ADOLPH DE MEYER, IL DEBUSSY DELLA FOTOGRAFIA
Adolph De Meyer nacque nel 1868 a Parigi, da un ricco padre tedesco e madre scozzese.
Nel 1899 sposò Olga Caracciolo dei Duchi di Castelluccio, donna molto colta ed elegante, campionessa di scherma e musa di molti pittori, tra cui Boldini e Sargent.
La loro relazione durò trent’anni, nonostante fosse un matrimonio di convenienza, in quanto era noto che De Meyer fosse omosessuale e Olga bisessuale.
Iniziò a fotografare da autodidatta durante gli anni dell’adolescenza, fu talmente precoce che nel 1893 venne ammesso alla Royal Photographic Society.
Nel 1895 si trasferì a Londra dove iniziò ad esporre nei maggiori circoli fotografici della città.
La coppia frequentava i circoli ed i personaggi più in vista dell’epoca e fu grazie a queste conoscenze che Adolf divenne il ritrattista più pagato al mondo. Fu senza dubbio un dandy eccentrico, capace poi di influenzare tutta la fotografia di moda della prima metà del XX secolo.
Possedeva un talento unico ed era estremamente raffinato nelle sue scelte tecniche: usava un obiettivo coperto da una garza di seta per ottenere bordi sfocati trasformando così i tratti dei soggetti in maniera evanescente ed impalpabile.
Riuscì a creare uno stile preciso ed identificabile, era infatti egli stesso che si occupava di tutto, dalla scelta delle modelle agli abiti da fotografare, fino alle composizioni floreali che avrebbero fatto da cornice agli scatti.
Tra i trucchi che utilizzava per esempio bagnava il pavimento con dell’acqua per creare riflessi e inseriva una luce molto morbida nell’abito della modella per illuminarne il volto.

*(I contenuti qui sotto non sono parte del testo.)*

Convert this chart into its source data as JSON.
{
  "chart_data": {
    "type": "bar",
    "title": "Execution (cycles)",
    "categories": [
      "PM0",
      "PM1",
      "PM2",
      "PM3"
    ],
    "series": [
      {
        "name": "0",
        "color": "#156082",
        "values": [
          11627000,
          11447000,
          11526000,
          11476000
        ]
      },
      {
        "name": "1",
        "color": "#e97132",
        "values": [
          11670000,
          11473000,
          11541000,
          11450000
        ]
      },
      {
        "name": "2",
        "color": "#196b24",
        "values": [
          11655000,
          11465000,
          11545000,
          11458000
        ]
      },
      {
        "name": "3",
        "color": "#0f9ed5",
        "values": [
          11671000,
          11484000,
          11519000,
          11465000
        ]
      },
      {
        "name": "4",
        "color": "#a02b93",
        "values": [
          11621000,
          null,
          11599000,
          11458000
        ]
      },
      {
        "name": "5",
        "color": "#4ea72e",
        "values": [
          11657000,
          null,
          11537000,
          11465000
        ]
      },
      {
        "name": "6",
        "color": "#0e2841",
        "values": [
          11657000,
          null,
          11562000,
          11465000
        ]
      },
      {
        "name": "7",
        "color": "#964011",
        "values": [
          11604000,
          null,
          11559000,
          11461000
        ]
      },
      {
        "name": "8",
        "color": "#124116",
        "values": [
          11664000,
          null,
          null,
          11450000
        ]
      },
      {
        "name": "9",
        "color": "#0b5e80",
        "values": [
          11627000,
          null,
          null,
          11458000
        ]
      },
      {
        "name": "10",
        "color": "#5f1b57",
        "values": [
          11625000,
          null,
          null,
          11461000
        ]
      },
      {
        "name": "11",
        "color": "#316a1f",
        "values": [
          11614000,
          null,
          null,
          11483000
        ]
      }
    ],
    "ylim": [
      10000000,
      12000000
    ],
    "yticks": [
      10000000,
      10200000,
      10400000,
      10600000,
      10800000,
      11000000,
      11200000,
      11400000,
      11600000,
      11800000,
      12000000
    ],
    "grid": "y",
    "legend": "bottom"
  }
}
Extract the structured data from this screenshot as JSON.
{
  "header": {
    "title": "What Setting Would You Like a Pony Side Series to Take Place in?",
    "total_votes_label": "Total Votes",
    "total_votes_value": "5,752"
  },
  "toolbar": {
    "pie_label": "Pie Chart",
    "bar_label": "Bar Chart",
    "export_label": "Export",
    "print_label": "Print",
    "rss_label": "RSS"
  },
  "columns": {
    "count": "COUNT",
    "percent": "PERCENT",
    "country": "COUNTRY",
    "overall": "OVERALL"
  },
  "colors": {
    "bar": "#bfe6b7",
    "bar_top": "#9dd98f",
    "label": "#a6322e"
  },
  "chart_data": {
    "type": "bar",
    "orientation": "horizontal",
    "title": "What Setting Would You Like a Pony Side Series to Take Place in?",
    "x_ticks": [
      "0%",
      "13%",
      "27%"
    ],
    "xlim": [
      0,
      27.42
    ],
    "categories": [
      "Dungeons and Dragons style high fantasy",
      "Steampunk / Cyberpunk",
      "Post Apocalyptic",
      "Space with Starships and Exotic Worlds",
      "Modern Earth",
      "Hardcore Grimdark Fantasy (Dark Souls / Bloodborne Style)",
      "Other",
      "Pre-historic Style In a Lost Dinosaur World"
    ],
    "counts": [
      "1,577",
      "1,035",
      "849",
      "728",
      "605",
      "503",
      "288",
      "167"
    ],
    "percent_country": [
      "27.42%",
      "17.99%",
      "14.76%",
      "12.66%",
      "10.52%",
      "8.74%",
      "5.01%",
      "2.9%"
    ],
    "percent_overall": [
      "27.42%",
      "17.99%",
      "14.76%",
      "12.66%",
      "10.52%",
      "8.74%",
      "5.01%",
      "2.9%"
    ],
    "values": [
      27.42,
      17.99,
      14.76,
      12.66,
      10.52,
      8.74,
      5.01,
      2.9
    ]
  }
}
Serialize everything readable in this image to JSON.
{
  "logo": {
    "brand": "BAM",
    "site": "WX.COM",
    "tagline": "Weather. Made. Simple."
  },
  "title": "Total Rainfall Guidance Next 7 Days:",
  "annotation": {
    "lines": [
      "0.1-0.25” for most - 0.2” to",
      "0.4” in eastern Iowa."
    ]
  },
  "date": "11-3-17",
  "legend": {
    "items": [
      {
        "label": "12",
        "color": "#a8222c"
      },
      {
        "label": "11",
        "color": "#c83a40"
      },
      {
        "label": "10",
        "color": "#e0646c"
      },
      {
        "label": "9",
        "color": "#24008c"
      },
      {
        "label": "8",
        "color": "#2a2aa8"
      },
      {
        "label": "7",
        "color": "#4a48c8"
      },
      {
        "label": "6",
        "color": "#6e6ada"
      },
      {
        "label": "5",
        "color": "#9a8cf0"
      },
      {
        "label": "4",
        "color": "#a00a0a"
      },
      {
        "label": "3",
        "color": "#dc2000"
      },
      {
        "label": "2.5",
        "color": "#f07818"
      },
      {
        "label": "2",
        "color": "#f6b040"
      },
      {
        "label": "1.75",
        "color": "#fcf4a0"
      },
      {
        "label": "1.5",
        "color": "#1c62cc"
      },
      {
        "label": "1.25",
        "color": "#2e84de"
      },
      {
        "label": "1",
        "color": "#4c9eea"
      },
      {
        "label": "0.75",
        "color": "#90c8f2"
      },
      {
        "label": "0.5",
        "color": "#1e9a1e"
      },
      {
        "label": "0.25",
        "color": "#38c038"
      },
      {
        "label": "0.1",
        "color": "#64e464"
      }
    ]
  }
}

Aveva un’attenzione esasperata per i dettagli, per i vestiti, per gli arredi. Tutto doveva essere perfetto, con il risultato di immagini di donne eteree, irraggiungibili in un’atmosfera trasognata, che rispecchiavano un mondo preciso, fatto di lusso ed agiatezza, il tutto in chiave pittorialista, come la moda fotografica imponeva.
Nel 1912 conobbe la Marchesa Luisa Casati ed il ritratto che le fece venne esposto alla Galleria 291 di Stieglitz a New York, catapultandolo nell’olimpo della fotografia.
Con lo scoppio della Prima Guerra Mondiale si trasferì a New York dove divenne il primo fotografo a contratto per Vogue e poi per Vanity Fair. Nel 1921 firmò un contratto con Harper’s Bazaar e per questo Vogue non lo perdonò mai.
Troviamo una notevole differenza rispetto a quella che era l’immagine della moda prima dell’utilizzo della fotografia sulle pagine patinate: prima c’erano i disegni di importanti artisti, come Christian Berard e Erté, che illustrarono le riviste con tavole che ben rispecchiavano i gusti e le correnti artistiche del periodo. Poi arrivarono i fotografi specializzati nella moda, come il Barone, a cui seguirono altri innovatori come Horst P Horst e George Hoyningen-Huene.
Con la Seconda Guerra Mondiale il Barone De Meyer (aveva ricevuto il titolo nobiliare da Edoardo VII) si trasferì ad Hollywood, limitando la sua vita sfrenata e continuando a fare il ritrattista.
Morì nel 1946 e venne definitò da Cecil Beaton “Il Debussy della fotografia”.